Orientation — the map before the kernels

Triton has one big idea: you write tile-level code, the compiler turns it into threads. Once that lands, the rest of the language is small. This page is the map: the one trade-off that defines Triton, the five primitives you'll lean on, and how the 14 lessons compose.

Wait — which Triton?

Two unrelated projects share the name. This series is OpenAI Triton, the Python-embedded DSL for writing GPU kernels (@triton.jit, tl.load, tl.dot). The other — NVIDIA Triton Inference Server — is a model-serving runtime with backends for TensorRT, PyTorch, vLLM, and others. They share zero code; only the name.

What Triton actually is

Triton is a Python-embedded DSL that compiles to GPU code (PTX on NVIDIA, ROCm IR on AMD). It exists to fill a specific gap:

The one trade-off:

The defining sentence

CUDA gives you 32 threads per warp and you tell each thread what to do. Triton gives you a tile (e.g. 128×64 elements) and you write what happens to the whole tile; the compiler decides how it maps onto warps and which loads overlap with which math.

You give up some last-mile control (mma scheduling, warp specialisation, async copy choreography). You gain ~10× less code, automatic shape tuning, and one Python source file instead of a CUDA build system. For 95% of fused-kernel tasks that trade is correct.

The five primitives that recur in every lesson

By lesson 06 you'll have met all of these. By lesson 12 you'll have used all of them in one kernel.

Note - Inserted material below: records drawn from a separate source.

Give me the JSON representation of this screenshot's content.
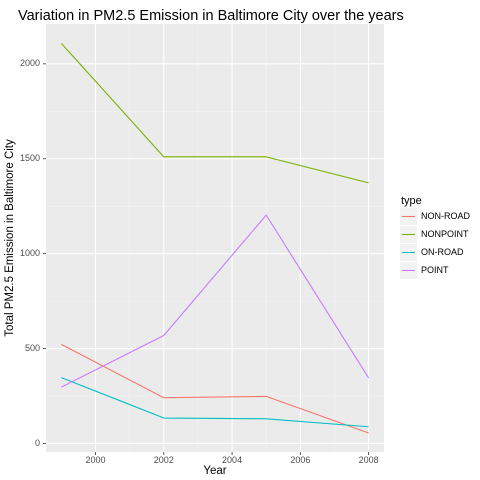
{
  "chart_data": {
    "type": "line",
    "title": "Variation in PM2.5 Emission in Baltimore City over the years",
    "xlabel": "Year",
    "ylabel": "Total PM2.5 Emission in Baltimore City",
    "x": [
      1999,
      2002,
      2005,
      2008
    ],
    "xlim": [
      1998.55,
      2008.45
    ],
    "ylim": [
      -45,
      2210
    ],
    "xticks": [
      2000,
      2002,
      2004,
      2006,
      2008
    ],
    "yticks": [
      0,
      500,
      1000,
      1500,
      2000
    ],
    "grid": true,
    "legend": {
      "title": "type",
      "position": "right"
    },
    "series": [
      {
        "name": "NON-ROAD",
        "color": "#F8766D",
        "values": [
          522,
          241,
          248,
          55
        ]
      },
      {
        "name": "NONPOINT",
        "color": "#7CAE00",
        "values": [
          2108,
          1510,
          1510,
          1373
        ]
      },
      {
        "name": "ON-ROAD",
        "color": "#00BFC4",
        "values": [
          347,
          134,
          130,
          88
        ]
      },
      {
        "name": "POINT",
        "color": "#C77CFF",
        "values": [
          297,
          569,
          1203,
          345
        ]
      }
    ]
  }
}
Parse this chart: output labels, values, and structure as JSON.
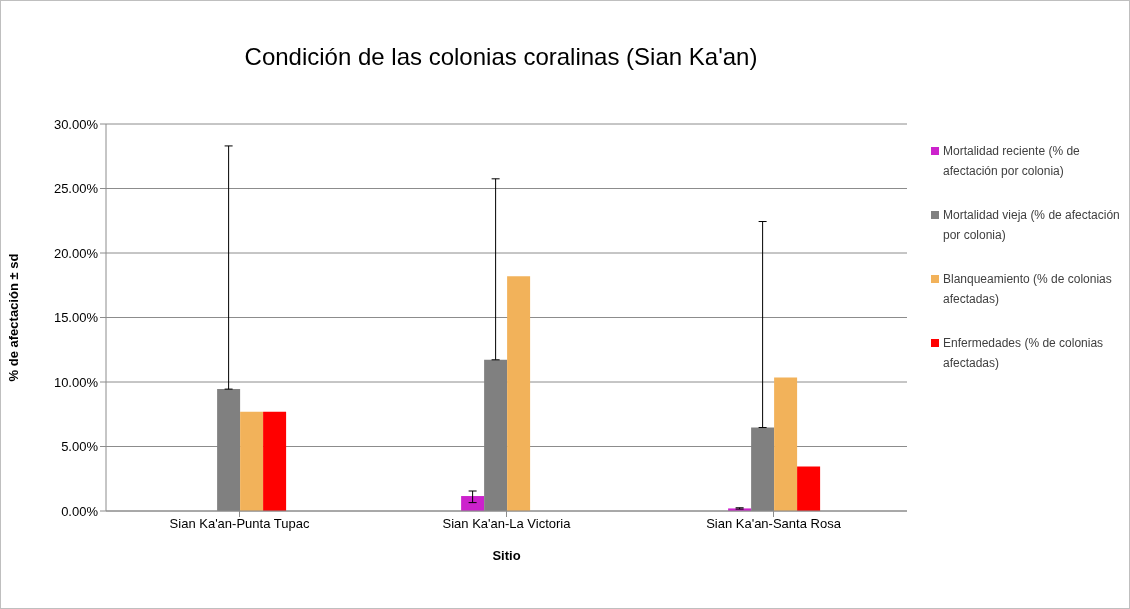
{
  "chart_data": {
    "type": "bar",
    "title": "Condición de las colonias coralinas (Sian Ka'an)",
    "xlabel": "Sitio",
    "ylabel": "% de afectación ± sd",
    "categories": [
      "Sian Ka'an-Punta Tupac",
      "Sian Ka'an-La Victoria",
      "Sian Ka'an-Santa Rosa"
    ],
    "series": [
      {
        "name": "Mortalidad reciente (% de afectación por colonia)",
        "color": "#cc22cc",
        "values": [
          0,
          1.16,
          0.2
        ],
        "errors": [
          null,
          [
            0.65,
            1.55
          ],
          [
            0.15,
            0.25
          ]
        ]
      },
      {
        "name": "Mortalidad vieja (% de afectación por colonia)",
        "color": "#808080",
        "values": [
          9.45,
          11.72,
          6.47
        ],
        "errors": [
          [
            9.45,
            28.3
          ],
          [
            11.72,
            25.75
          ],
          [
            6.47,
            22.44
          ]
        ]
      },
      {
        "name": "Blanqueamiento (% de colonias afectadas)",
        "color": "#f2b25a",
        "values": [
          7.69,
          18.19,
          10.35
        ]
      },
      {
        "name": "Enfermedades (% de colonias afectadas)",
        "color": "#ff0000",
        "values": [
          7.69,
          0,
          3.44
        ]
      }
    ],
    "ylim": [
      0,
      30
    ],
    "yticks": [
      {
        "value": 0,
        "label": "0.00%"
      },
      {
        "value": 5,
        "label": "5.00%"
      },
      {
        "value": 10,
        "label": "10.00%"
      },
      {
        "value": 15,
        "label": "15.00%"
      },
      {
        "value": 20,
        "label": "20.00%"
      },
      {
        "value": 25,
        "label": "25.00%"
      },
      {
        "value": 30,
        "label": "30.00%"
      }
    ],
    "grid": "y",
    "legend": "right"
  }
}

Primitive	What it is	First lesson
`tl.program_id(axis)`	"Which tile am I?" The grid coord this program owns.	03
`tl.load(ptr, mask, other)`	Coalesced read with predicate. Mask handles the boundary tile.	04
`tl.dot(a, b)`	Tile matmul. Hits tensor cores when shapes allow.	05
`tl.sum / tl.max`	Reduction across a tile axis. Lowers to warp shuffles + SMEM.	06
`@triton.autotune`	Compile several configs; pick the fastest per shape key.	13

The one mental model to take with you

If you remember nothing else: "program owns a tile, load → compute → store, repeat across the grid". The 14 lessons are variations on step 3.

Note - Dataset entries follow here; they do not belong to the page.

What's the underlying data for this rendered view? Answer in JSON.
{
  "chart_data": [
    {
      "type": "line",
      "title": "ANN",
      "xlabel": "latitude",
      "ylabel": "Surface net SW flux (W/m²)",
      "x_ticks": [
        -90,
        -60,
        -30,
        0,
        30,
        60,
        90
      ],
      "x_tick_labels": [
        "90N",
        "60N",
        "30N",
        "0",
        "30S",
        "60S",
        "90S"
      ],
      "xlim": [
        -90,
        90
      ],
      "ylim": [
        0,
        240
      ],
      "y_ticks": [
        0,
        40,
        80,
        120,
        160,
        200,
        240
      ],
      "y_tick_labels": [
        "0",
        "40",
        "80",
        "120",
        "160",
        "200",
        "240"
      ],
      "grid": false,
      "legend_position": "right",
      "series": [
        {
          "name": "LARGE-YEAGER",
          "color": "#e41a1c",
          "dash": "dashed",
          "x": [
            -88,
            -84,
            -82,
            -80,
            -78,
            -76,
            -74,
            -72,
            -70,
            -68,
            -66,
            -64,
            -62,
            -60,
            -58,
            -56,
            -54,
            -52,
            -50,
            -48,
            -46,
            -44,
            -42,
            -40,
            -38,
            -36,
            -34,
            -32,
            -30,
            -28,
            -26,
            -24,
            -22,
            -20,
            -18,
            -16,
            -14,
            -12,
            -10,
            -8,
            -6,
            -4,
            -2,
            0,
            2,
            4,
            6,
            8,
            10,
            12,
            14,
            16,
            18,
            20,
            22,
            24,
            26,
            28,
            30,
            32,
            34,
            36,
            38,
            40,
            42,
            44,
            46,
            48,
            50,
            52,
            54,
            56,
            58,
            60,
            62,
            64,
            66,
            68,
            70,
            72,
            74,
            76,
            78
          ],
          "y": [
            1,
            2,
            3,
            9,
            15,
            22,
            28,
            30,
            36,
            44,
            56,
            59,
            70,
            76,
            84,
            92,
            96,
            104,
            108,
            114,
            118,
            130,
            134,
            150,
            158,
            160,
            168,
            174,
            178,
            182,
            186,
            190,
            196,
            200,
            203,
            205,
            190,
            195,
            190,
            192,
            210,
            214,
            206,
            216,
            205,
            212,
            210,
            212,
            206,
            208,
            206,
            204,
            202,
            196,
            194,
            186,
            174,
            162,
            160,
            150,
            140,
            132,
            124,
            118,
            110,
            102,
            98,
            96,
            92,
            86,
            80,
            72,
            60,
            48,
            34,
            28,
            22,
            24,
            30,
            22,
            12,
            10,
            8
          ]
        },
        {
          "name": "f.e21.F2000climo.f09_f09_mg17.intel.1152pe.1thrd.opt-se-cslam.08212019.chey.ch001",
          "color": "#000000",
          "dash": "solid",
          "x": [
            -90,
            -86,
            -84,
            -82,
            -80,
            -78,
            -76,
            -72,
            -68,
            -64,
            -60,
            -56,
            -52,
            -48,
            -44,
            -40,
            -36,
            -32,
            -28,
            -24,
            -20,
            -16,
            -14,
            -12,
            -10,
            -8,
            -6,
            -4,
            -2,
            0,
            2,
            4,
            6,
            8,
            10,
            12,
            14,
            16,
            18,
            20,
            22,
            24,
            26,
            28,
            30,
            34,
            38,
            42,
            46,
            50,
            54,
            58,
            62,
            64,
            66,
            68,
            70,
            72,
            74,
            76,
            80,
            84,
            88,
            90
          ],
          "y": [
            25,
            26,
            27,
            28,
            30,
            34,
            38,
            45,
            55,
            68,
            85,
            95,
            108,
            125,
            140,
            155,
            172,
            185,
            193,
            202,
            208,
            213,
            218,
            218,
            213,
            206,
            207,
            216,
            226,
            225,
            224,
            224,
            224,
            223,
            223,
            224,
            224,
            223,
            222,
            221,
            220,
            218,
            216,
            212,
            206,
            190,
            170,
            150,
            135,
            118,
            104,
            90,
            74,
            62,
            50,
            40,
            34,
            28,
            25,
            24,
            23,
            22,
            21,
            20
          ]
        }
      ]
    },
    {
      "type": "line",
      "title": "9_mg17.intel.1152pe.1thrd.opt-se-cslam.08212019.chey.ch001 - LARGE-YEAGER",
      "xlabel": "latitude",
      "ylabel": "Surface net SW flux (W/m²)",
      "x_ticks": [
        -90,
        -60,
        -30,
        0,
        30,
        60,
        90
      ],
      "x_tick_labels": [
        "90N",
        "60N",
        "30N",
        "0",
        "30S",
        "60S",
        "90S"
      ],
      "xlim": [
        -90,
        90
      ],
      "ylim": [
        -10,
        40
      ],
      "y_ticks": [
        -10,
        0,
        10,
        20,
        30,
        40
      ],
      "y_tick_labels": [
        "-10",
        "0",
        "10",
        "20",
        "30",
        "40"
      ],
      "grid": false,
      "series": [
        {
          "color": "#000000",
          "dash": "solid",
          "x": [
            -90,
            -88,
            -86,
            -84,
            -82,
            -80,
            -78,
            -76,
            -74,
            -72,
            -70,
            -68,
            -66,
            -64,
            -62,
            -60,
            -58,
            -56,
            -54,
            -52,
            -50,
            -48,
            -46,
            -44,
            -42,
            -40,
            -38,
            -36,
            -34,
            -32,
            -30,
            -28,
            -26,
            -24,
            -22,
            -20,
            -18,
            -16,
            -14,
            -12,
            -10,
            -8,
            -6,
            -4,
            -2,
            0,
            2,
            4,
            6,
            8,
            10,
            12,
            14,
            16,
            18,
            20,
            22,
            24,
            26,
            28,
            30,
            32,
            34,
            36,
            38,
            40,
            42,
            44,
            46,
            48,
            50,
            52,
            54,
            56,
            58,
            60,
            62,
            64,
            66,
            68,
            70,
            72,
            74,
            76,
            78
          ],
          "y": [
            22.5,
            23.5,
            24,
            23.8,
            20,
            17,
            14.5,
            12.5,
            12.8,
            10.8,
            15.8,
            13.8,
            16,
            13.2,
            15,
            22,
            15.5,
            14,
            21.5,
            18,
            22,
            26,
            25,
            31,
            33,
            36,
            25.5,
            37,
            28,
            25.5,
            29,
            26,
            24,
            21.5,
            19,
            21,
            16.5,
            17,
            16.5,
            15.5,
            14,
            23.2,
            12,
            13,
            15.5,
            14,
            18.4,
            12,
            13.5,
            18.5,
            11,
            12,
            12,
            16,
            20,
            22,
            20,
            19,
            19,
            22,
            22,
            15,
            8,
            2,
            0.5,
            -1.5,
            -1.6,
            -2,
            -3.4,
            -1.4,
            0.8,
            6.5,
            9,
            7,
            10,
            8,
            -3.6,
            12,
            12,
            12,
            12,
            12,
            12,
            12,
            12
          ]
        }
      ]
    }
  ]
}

What each part of the curriculum teaches

Part	Lessons	Question it answers
I · The model	01–03	Why does this language exist? What is a "program"? What does `@triton.jit` do under the hood?
II · The DSL	04–06	What primitives can I call? Which ones hit tensor cores? How does a tile-level reduction become warp shuffles?
III · Building real kernels	07–11	Vector add → fused activation → tiled matmul → softmax → RMSNorm. Each one a one-step elaboration on the previous.
IV · The flagship	12	Flash Attention as the synthesis of every primitive. Why blocking the attention matrix saves bandwidth, not flops.
V · Performance & production	13–14	How does the autotuner pick configs? What is `num_stages` actually overlapping? How do I add a backward pass? When is Triton the wrong tool?

Two ways to read this

Linear (~5 hours). Lesson 01 onward. Lesson 12 (Flash Attention) calls every primitive from 04–10 explicitly — skip the order and the synthesis won't land. The widgets are calibrated so the surprise of lesson n is visible only after lesson n−1.
Targeted. Already wrote CUDA? Skim 01–03, dive at 04. Already wrote Triton vector add? Start at 08. Care only about attention? Read 02, 04, 05, 06, 10, then 12.

The minimal glossary (for the first three lessons)

Program — one instance of your @jit kernel. Identified by tl.program_id(axis). Equivalent to a CUDA thread block, but you write tile-level code instead of per-thread code.
Tile — a fixed-size chunk of indices (e.g. BLOCK_M=128, BLOCK_N=64) that one program handles end-to-end. Tile sizes are known at compile time (tl.constexpr) and in practice are powers of two — required for tl.dot and reductions, strongly recommended elsewhere.
Mask — a boolean tile passed to tl.load/tl.store. Lanes where the mask is false read other= (or skip the store). The boundary tile is what makes this non-optional.
Autotune — Triton compiles several configs (different tile sizes, num_warps, num_stages) and benchmarks them on the first call for each shape key, then caches the winner.
num_warps — warps per program. More warps = more parallelism within one tile, fewer registers per thread. The autotuner sweeps it.
num_stages — depth of the software pipeline Triton emits for overlapping HBM loads with compute. Lesson 13 demystifies it.

Everything else is defined as you meet it. Onward.